We live in a world where “data is the new oil” or “data is capital” and many other variations on the theme that data is a valuable commodity. I agree with these analogies, with specific care given to the idea that data is a commodity and needs to be refined or employed to maximize its value.
You have probably heard about the growth in data volumes that the world is producing. One of the most compelling statistics about data growth is that 90% of the world’s data has been created in the last two years (Attunity, 2018)! Couple that with the projected growth in IoT devices – potentially 20 billion in 2020 (Statista, 2019), and we will be doubling the volume of data even more quickly. We have been, and will continue to be, awash with data. While we can, and should talk about how we might leverage this new river of data, I’d like to focus on two things a bit more practical and useful today.

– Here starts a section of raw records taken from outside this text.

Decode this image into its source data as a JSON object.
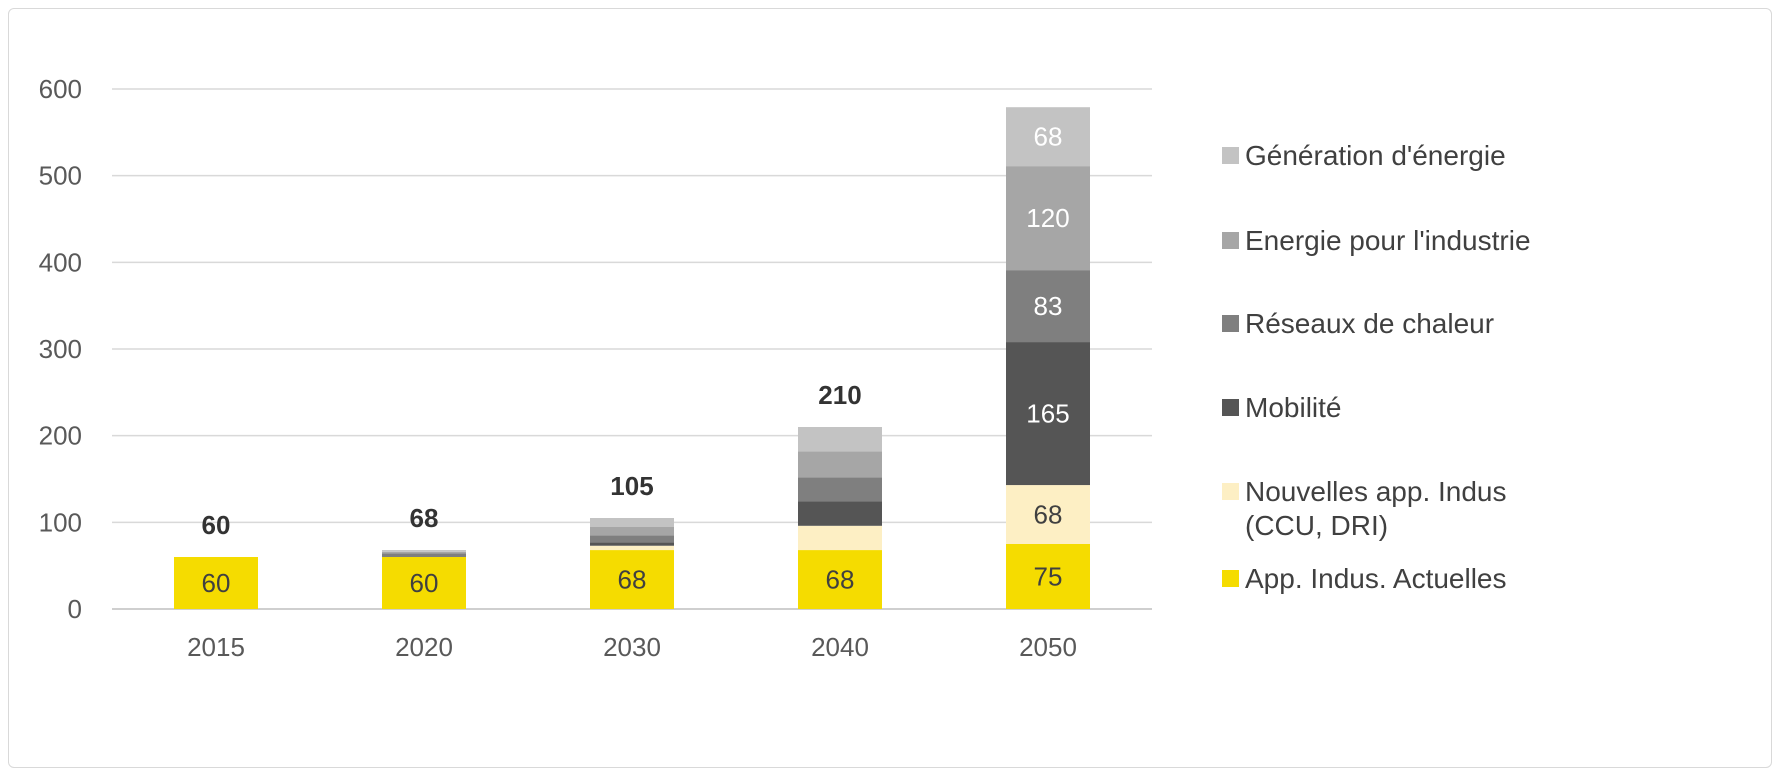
{
  "chart_data": {
    "type": "bar",
    "stacked": true,
    "categories": [
      "2015",
      "2020",
      "2030",
      "2040",
      "2050"
    ],
    "ylim": [
      0,
      600
    ],
    "yticks": [
      0,
      100,
      200,
      300,
      400,
      500,
      600
    ],
    "totals": [
      60,
      68,
      105,
      210,
      null
    ],
    "grid": true,
    "legend_position": "right",
    "series": [
      {
        "name": "App. Indus. Actuelles",
        "color": "#f5dc00",
        "values": [
          60,
          60,
          68,
          68,
          75
        ],
        "labels": [
          "60",
          "60",
          "68",
          "68",
          "75"
        ],
        "label_color": "#404040"
      },
      {
        "name": "Nouvelles app. Indus\n(CCU, DRI)",
        "color": "#fdefc4",
        "values": [
          0,
          0,
          5,
          28,
          68
        ],
        "labels": [
          "",
          "",
          "",
          "",
          "68"
        ],
        "label_color": "#404040"
      },
      {
        "name": "Mobilité",
        "color": "#555555",
        "values": [
          0,
          0,
          4,
          28,
          165
        ],
        "labels": [
          "",
          "",
          "",
          "",
          "165"
        ],
        "label_color": "#ffffff"
      },
      {
        "name": "Réseaux de chaleur",
        "color": "#7f7f7f",
        "values": [
          0,
          4,
          8,
          28,
          83
        ],
        "labels": [
          "",
          "",
          "",
          "",
          "83"
        ],
        "label_color": "#ffffff"
      },
      {
        "name": "Energie pour l'industrie",
        "color": "#a6a6a6",
        "values": [
          0,
          2,
          10,
          30,
          120
        ],
        "labels": [
          "",
          "",
          "",
          "",
          "120"
        ],
        "label_color": "#ffffff"
      },
      {
        "name": "Génération d'énergie",
        "color": "#c3c3c3",
        "values": [
          0,
          2,
          10,
          28,
          68
        ],
        "labels": [
          "",
          "",
          "",
          "",
          "68"
        ],
        "label_color": "#ffffff"
      }
    ]
  }
}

First, open data from governments and NGO’s. One of the consequences of our increasingly data-driven society is the response of governments to make the data they collect and generate open to its citizens. People pay governments through taxes and fees, and the concept that the data generated by these governments is or should be owned by the taxpayers is being embraced globally. Government open data portals are becoming common and more valuable each year. Data contained in these portals contain very valuable information about demography, geography, economics and public safety. Data on product safety incidents, recalls, potentially hazardous products and much more can be found in these portals or on the websites of safety regulators.
As TIC professionals, we have an obligation to leverage this government data to inform our safety and compliance programs. The insights from incident trends, specific incident conditions and people’s behavior can ensure that the standards we write and services we provide for product safety and conformity are addressing the current state of safety, not an historical view of the way things were. Using real time data feeds and modern database technologies, these incident data can be captured and analyzed as quickly as the data are released by the government agencies. One of the key technologies that may be leveraged to gain these insights is natural language processing (NLP). Using NLP, the unstructured data contained in incident narratives and consumer reports can be analyzed, categorized and visualized in ways that can provide specific information on modes of failure, user behavior and environmental conditions associated with the incident. This provides rich information, not just data, that can be leveraged to improve standards, test protocols and inspection programs.
The second topic of practical concern is the un-used and un-analyzed data that is generated in the course of conducting TIC activities. Many TIC organizations are so focused on the outcomes and deliverables of their services – the inspection or test report and certification decision – that the supporting and ancillary data are never accessed, or worse yet, discarded. If the organization is only focused on Pass/Fail or Acceptable results, valuable trending data, benchmarking statistics and failure mode information will be lost. These data, once again can be useful in improving the overall performance of the components, products and systems that are evaluated through TIC services.
While most will agree that discarding or ignoring data is a bad idea, there are powerful disincentives to capturing and storing additional data. The added time and expense to ask a laboratory technician or inspector to capture the additional data may seem to be at odds with operational efficiency. This is where the engineering staff and data science team have to be able to be able to quantify and show the value of the additional data. Technology is also at work here, driving the incremental cost of data capture and storage down each and every day. Those IoT sensors mentioned above – they will make it trivial to capture volumes of data that will prove to be valuable in the long run.
The bottom line
My advice – leverage the data you already have access to – through open data and your own organization, to improve our industry and the safety and compliance of the products and systems we use every day.